Actually, the real most badass ones are the ones we have never heard about.
That would be
ME. You do not want to mess with me, buddy. For starter, I know marital arts...er...I mean martial arts...that not even Asians can pronounce.
But seriously, the phrase 'special forces' have been tossed around carelessly.
In the US military, there is only one 'Special Forces' group, and that is the US Army's Special Forces, aka the 'Green Berets'. By the way, SF-ers do not like that label. They will patiently tolerate civilians using 'Green Berets', but they will correct any military member who calls them that.
Other famous groups like SEAL or Rangers are correctly called 'Special Operations' groups. SO groups take existing skill sets and expand them to absurd proportions. The Rangers could be called 'extreme infantry'. The USAF's Combat Controllers are 'extreme air traffic controllers', Pararescue are 'extreme medics' except that they are not true medics under the Geneva Conventions but line combatants with extreme combat medical training.

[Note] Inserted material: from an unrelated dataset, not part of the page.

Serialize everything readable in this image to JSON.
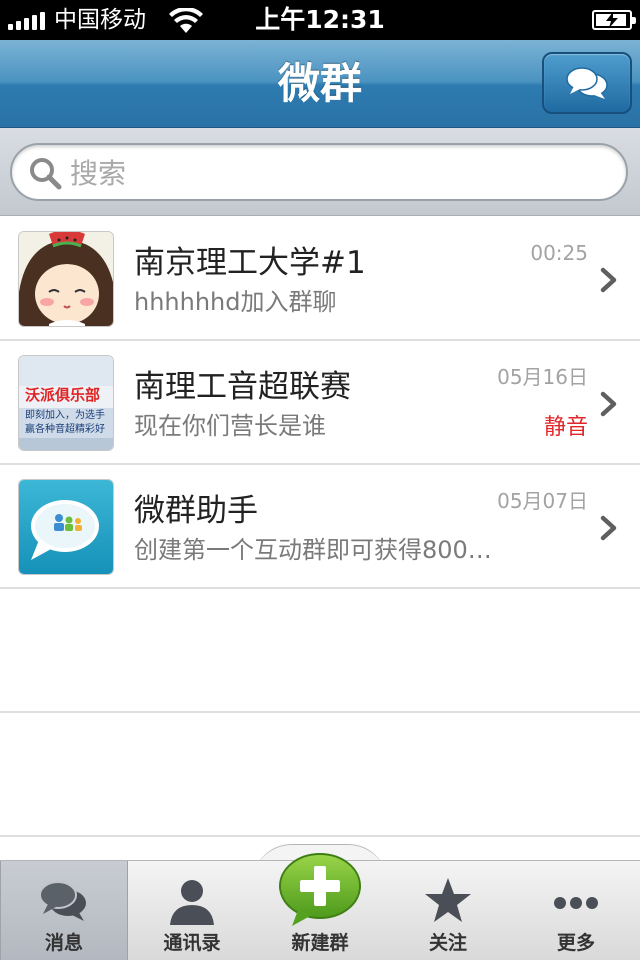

What make the US Army's SF group truly a 'special forces' label is that their skill sets contains skills that are outside the standard US Army skill sets. For example, you do not need to be multi-lingual to be a Ranger, but you have to be multi-lingual to be an SF-er. You do not have to be familiar with local and global politics to be a SEAL, but must to be an SF-er.
All these images seems to denote extremes of basic combat skill sets, which make the unit more like 'special operations' groups, than 'special forces'.